Longest Prefix Subsequence matching Fibonacci Sequence in Java
Finding the maximum-length contiguous subsequence in a given array that corresponds to a Fibonacci sequence is the problem of finding the longest prefix subsequence matching a Fibonacci sequence. A subsequence is a sequence that is created by taking out one or more elements from another sequence without altering the order of the elements that remain.
Example 1:
Input: N = 6, arr = {1, 2, 3, 1, 2, 3}
Output: 4
Explanation: Subsequence {1,1,2,3} of length 4.
Example 2:
Input: N = 5, arr = {2, 3, 1, 2, 5}
Output: 1
Explanation: Subsequence {1} of length 1
Approach: Using Dynamic Programming
The code uses dynamic programming to determine the length of the longest common subsequence between an input array and a sequence of Fibonacci numbers. It initializes an array, `fibonacciNumbers`, and iteratively fills it with Fibonacci numbers. If a match is found, the count is incremented, and the sequence is updated. The function returns the length of the longest common subsequence. The code demonstrates the usage of dynamic programming and prints the result.

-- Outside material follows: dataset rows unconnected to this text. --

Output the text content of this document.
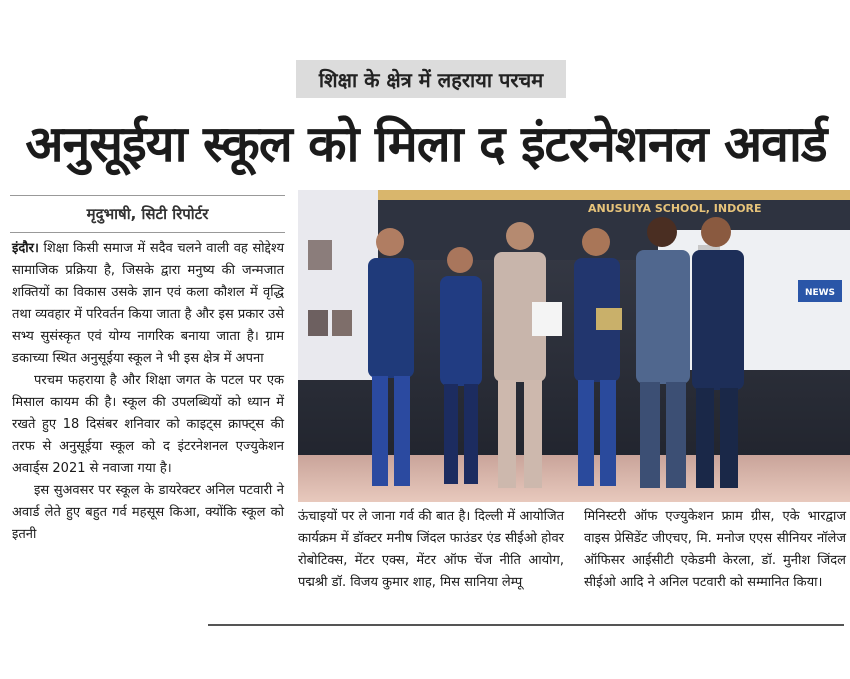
शिक्षा के क्षेत्र में लहराया परचम
अनुसूईया स्कूल को मिला द इंटरनेशनल अवार्ड
मृदुभाषी, सिटी रिपोर्टर

इंदौर। शिक्षा किसी समाज में सदैव चलने वाली वह सोद्देश्य सामाजिक प्रक्रिया है, जिसके द्वारा मनुष्य की जन्मजात शक्तियों का विकास उसके ज्ञान एवं कला कौशल में वृद्धि तथा व्यवहार में परिवर्तन किया जाता है और इस प्रकार उसे सभ्य सुसंस्कृत एवं योग्य नागरिक बनाया जाता है। ग्राम डकाच्या स्थित अनुसूईया स्कूल ने भी इस क्षेत्र में अपना

परचम फहराया है और शिक्षा जगत के पटल पर एक मिसाल कायम की है। स्कूल की उपलब्धियों को ध्यान में रखते हुए 18 दिसंबर शनिवार को काइट्स क्राफ्ट्स की तरफ से अनुसूईया स्कूल को द इंटरनेशनल एज्युकेशन अवार्ड्स 2021 से नवाजा गया है।

इस सुअवसर पर स्कूल के डायरेक्टर अनिल पटवारी ने अवार्ड लेते हुए बहुत गर्व महसूस किआ, क्योंकि स्कूल को इतनी

ANUSUIYA SCHOOL, INDORE
NEWS

ऊंचाइयों पर ले जाना गर्व की बात है। दिल्ली में आयोजित कार्यक्रम में डॉक्टर मनीष जिंदल फाउंडर एंड सीईओ होवर रोबोटिक्स, मेंटर एक्स, मेंटर ऑफ चेंज नीति आयोग, पद्मश्री डॉ. विजय कुमार शाह, मिस सानिया लेम्पू

मिनिस्टरी ऑफ एज्युकेशन फ्राम ग्रीस, एके भारद्वाज वाइस प्रेसिडेंट जीएचए, मि. मनोज एएस सीनियर नॉलेज ऑफिसर आईसीटी एकेडमी केरला, डॉ. मुनीश जिंदल सीईओ आदि ने अनिल पटवारी को सम्मानित किया।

Here’s the implementation of finding the longest prefix subsequence matching Fibonacci sequence using Dynamic Programming :
FileName:LongestCommonSubsequence.java
import java.util.Arrays;
public class LongestCommonSubsequence {
// Function to find the maximum length of the longest common subsequence
static int findLongestCommonSubsequence(int size, int[] array) {
// Create an array dp as fibonacciNumbers
int[] fibonacciNumbers = new int[size + 1];
fibonacciNumbers[0] = 1;
fibonacciNumbers[1] = 1;
// Fill the fibonacciNumbers array
for (int i = 2; i <= size; i++) {
fibonacciNumbers[i] = fibonacciNumbers[i - 1] + fibonacciNumbers[i - 2];
}
int count = 0, j = 0;
for (int i = 0; i < size; i++) {
// If elements are matched
if (array[i] == fibonacciNumbers[j]) {
j++;
count++;
}
// Check if the entire Fibonacci sequence is matched, and update if necessary
if (j == fibonacciNumbers.length) {
fibonacciNumbers[i] = fibonacciNumbers[i - 1] + fibonacciNumbers[i - 2];
}
}
// Return the length of the longest common subsequence
return count;
}
// Main method to demonstrate the function
public static void main(String[] args) {
int size = 6;
int[] array = {1, 2, 3, 1, 2, 3};
// Output the result of findLongestCommonSubsequence function
System.out.println("Length of the Longest Common Subsequence: " + findLongestCommonSubsequence(size, array));
}
}
Output:
Length of the Longest Common Subsequence: 4
Complexity analysis: The code has a time complexity of O(size) and a space complexity of O(size), where size is the input array's length. The loop filling the `fibonacciNumbers` array iterates from 2 to `size` once, requiring constant time operations. The main loop compares elements of the input array with Fibonacci numbers, running in linear time. The space complexity is linearly dependent on the size of the input array.
Using Iterative Approach
The `findLongestPrefixLength` method is an iterative approach to finding the length of the longest prefix subsequence in an array following the Fibonacci sequence. It initializes variables `maxLen` and `fib,` which represent the first two elements of the sequence. The method iterates through the input array `arr,` checking if each element matches the first element in the sequence. If a match is found, the algorithm increments `maxLen` the method returns the calculated `maxLen.`
Here’s the implementation of the iterative approach of finding the longest prefix subsequence matching Fibonacci sequence :
FileName:LongestPrefixSubsequence.java
public class LongestPrefixSubsequence {
public static void main(String args[]) {
int[] arr = {1, 2, 3, 1, 2, 3};
int n = 6;
System.out.println("Length of the Longest Common Subsequence: " + findLongestPrefixLength(n, arr));
}
static int findLongestPrefixLength(int N, int[] arr) {
// Variable to store the length of the longest prefix subsequence
int maxLen = 0;
// Fibonacci sequence initialized with the first two elements
int[] fib = {1, 1};
// Loop through the array to find the longest prefix subsequence
for (int i = 0; i < N; i++) {
// Check if the current element matches the next element in the Fibonacci sequence
if (arr[i] == fib[0]) {
maxLen++;
// Update the Fibonacci sequence for the next comparison
int temp = fib[1];
fib[1] = fib[0] + fib[1];
fib[0] = temp;
}
}
return maxLen;
}
}
Output:
Length of the Longest Common Subsequence: 4
Complexity analysis: Because each element of the input array 'arr' is processed once, the iterative approach has an O(N) time complexity. Since the variables "maxLen," "fib," and "temp" require a constant amount of space, the space complexity is O(1). The algorithm has linear time complexity after iterating through the array once to verify and update the elements of the Fibonacci sequence. Since the space complexity is independent of the input size, it stays constant.